A video loads. One minute of instructions that she watches six times, concentrating with the intensity of someone defusing a bomb. Her cheeks are flushed pink now, her brow shiny with sweat, a single strand of hair stuck to her temple. She tucks it behind her ear with an unconscious gesture that somehow seems more intimate through the camera than it should.

She bites her lower lip—not the practiced, seductive gesture women sometimes employ to appear vulnerable.

This is pure, unfiltered frustration.

I rewatch that moment. Something about the authenticity of it catches my attention. There’s no performance in it, no calculation. Just a woman at the end of her patience, trying to complete an impossible task I’ve deliberately set before her.

The honesty in her frustration is strangely compelling—a genuine reaction in a world where I’m surrounded by people who only show me what they think I want to see.

Emmaleen presses her right foot firmly on the brake pedal. Eyes darting between the dashboard and her phone screen, she’s muttering something I can’t quite make out. Her lips move in a frantic pattern—prayer, profanity, or perhaps rehearsal. Like a student cramming final instructions before an exam she knows she’ll fail. The tension in her shoulders is visible even through the security feed, her entire body coiled tight with concentration.

Her free hand hovers over the center console, fingers trembling slightly. Not just trembling—vibrating with a nervous energy that betrays how far outside her comfort zone she’s wandered.
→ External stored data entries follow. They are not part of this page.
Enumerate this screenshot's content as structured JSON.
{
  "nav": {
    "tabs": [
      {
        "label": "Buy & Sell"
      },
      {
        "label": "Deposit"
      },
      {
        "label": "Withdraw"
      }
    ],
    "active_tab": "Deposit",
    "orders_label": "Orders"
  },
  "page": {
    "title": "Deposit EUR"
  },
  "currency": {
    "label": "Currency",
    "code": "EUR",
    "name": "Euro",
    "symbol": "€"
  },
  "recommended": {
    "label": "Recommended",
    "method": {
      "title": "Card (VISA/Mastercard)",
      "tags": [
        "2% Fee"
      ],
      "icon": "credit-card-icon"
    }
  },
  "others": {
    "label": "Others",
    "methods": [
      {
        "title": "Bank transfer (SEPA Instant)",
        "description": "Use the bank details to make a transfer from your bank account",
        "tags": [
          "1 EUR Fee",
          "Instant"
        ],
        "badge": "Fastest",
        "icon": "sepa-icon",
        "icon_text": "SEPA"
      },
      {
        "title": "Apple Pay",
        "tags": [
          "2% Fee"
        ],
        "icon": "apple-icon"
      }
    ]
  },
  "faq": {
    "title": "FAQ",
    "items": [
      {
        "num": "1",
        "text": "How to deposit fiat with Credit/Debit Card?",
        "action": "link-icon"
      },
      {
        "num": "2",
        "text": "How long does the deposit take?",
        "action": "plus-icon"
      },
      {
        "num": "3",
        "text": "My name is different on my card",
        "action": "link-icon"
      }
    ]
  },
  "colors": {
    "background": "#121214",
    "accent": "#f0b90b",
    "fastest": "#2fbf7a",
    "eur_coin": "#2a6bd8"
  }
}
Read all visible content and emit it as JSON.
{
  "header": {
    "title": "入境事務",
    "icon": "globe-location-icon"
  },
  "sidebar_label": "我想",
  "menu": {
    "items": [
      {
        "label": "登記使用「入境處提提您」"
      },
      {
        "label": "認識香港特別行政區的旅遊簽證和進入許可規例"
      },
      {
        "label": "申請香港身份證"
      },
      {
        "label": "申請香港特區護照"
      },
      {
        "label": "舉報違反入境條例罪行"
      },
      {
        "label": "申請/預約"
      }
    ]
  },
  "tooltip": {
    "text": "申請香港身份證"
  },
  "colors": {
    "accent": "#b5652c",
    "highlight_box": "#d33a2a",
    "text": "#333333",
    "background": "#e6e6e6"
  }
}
Little Miss Take, facing down the beast.

I lean forward, oddly invested in this moment. The leather of the couch creaks beneath me as I adjust my position, eyes fixed on my laptop monitor, unable to look away.

She finds the red flip cover—the one that protects the engine start button from accidental engagement. A safety feature that, at this moment, feels more like another barrier designed specifically to humiliate her. Her fingertips brush it tentatively, as though it might burn her.